Earlier this week, the First Circuit issued a decision in Wan v. Holder.  Wan challenged the denial of a motion to reopen.  The Board of Immigration Appeals (Board) denied the motion, in part, because Wan had not exercised the due diligence necessary to toll the 180-day filing deadline for an exceptional circumstances motion to reopen.  On appeal to the circuit, Wan challenged this finding, and also asserted that the Board engaged in impermissible fact-finding.

The First Circuit determined that it lacked jurisdiction to determine if the Board had engaged in impermissible fact-finding because Wan had not properly exhausted this argument.  Instead, Wan needed to raise this argument in a motion to reconsider before the Board, and thus, give the Board the opportunity to consider the issue.  In so holding, the court joined the Fifth and Tenth Circuit's decisions on this issue.
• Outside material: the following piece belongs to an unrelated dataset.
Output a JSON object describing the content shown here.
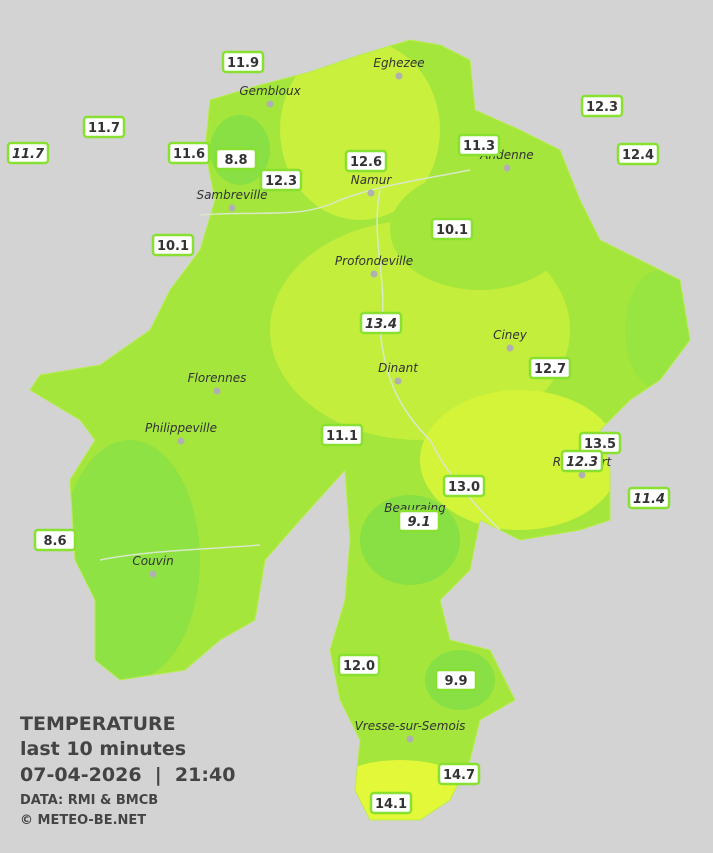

Turning to Wan's request to toll the filing deadline for a motion to reopen, the court noted that whether the doctrine of equitable tolling applied in immigration proceedings remained an open question.  It declined to decide the issue, finding that in any event, Wan had not exercised the requisite due diligence to invoke the equitable tolling doctrine.

Interestingly, the court proceeded to issue a decision in this case, despite a motion informing the court of Wan's intention to apply for administrative relief under the newly-announced Deferred Action for Parental Accountability (DAPA) program.